For two methylation markers, significant correlations with both poor and improved disease outcome were reported. GSTP1 was analysed in four studies [27, 54, 78, 79]. Three studies found promoter methylation of this gene to be associated with poor survival in multivariable analysis. However, Klajic et al. found GSTP1 methylation to be strongly associated with better breast cancer-specific survival [54]. All four studies studied GSTP1 promoter methylation in primary tumour resections; Sharma et al. also investigated the relation between GSTP1 methylation detected in blood serum of breast cancer patients with the recurrence-free interval, but found no statistically significant correlation [78]. ESR1 was studied in eight independent cohorts; in six cohorts, no statistically significant correlation with disease outcome was found [56, 62, 66, 68, 75, 79, 91]. Widschwendter et al. analysed the impact of ESR1 in two patient cohorts in a univariate analysis, one consisting of patients treated with tamoxifen and one consisting of patients that had not received tamoxifen. In the non-treated cohort, no statistically significant correlation was found; however, in the tamoxifen-treated cohort, a borderline statistical significance with improved disease-free survival was shown (HR 0.7; 95% CI 0.5–1.0) [91]. Ramos et al. found a strong correlation of ESR1 hypermethylation and metastasis-free survival in a cohort of 67 patients; in this study, no details on treatment of the cohort were reported [75].

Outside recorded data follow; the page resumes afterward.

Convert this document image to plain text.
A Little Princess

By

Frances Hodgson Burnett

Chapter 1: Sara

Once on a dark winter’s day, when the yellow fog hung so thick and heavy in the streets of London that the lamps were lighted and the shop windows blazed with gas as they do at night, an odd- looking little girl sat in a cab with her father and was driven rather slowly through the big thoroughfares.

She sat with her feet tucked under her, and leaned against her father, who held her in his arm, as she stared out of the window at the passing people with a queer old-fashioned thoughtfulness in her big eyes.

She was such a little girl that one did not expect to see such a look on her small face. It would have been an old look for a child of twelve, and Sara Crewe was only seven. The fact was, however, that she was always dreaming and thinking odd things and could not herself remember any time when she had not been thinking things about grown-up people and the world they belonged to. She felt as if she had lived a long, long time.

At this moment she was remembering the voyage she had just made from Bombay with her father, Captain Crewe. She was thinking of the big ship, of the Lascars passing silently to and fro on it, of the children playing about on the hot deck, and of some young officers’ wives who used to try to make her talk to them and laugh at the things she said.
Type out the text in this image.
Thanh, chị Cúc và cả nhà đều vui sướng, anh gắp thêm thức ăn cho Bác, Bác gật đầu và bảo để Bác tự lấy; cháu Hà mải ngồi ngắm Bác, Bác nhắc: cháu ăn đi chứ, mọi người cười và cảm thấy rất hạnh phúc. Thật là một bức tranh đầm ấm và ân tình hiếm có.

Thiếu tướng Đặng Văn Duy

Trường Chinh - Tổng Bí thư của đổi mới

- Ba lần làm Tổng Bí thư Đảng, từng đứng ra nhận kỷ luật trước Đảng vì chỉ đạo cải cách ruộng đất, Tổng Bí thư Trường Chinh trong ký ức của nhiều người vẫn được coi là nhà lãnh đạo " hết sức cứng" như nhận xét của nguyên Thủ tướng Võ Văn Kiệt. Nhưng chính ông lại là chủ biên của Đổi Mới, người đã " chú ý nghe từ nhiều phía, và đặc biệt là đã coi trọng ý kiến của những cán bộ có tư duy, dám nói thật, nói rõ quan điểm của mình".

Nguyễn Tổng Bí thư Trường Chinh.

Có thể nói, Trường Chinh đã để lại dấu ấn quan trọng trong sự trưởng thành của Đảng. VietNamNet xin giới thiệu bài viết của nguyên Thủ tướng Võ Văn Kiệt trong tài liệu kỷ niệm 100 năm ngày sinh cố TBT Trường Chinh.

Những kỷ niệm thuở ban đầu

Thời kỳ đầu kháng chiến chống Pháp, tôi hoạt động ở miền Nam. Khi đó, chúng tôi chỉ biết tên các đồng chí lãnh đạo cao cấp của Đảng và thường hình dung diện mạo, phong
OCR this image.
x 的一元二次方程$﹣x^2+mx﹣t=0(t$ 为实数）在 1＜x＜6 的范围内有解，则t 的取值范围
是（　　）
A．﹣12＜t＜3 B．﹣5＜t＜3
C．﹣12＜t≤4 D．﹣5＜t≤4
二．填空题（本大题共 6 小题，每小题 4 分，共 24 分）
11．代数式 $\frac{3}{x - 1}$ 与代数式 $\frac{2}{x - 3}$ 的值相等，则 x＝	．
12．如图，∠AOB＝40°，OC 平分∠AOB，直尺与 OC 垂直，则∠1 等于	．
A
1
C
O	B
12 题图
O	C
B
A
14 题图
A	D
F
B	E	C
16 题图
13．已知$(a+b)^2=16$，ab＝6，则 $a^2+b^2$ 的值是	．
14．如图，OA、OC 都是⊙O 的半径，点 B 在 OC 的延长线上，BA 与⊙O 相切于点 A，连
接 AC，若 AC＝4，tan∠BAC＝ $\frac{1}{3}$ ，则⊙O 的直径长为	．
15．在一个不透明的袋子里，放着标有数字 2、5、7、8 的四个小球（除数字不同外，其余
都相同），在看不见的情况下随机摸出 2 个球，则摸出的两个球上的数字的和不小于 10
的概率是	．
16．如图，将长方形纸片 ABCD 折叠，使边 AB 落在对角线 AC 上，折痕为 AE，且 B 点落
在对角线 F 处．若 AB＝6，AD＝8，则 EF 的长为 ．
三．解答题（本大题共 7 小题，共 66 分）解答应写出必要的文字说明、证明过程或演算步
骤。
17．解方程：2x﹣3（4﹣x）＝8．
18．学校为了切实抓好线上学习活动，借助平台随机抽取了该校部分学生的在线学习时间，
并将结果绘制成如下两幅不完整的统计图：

The markers CCND2, SFRP2, PTPRO, CDNK2A and LINE-1 showed all a correlation for methylation and patient outcome in one study, but these effects were not validated in other studies reporting on these markers [42, 44, 45, 48, 50, 54, 56, 57, 63, 65, 72, 79, 83, 87].

Hypermethylation of the markers SFN, APC, ID4 and CDH13 was analysed in two independent sub-populations, but did not show any statistically significant correlation with disease outcome [48, 63, 66, 68, 70, 88, 92, 95].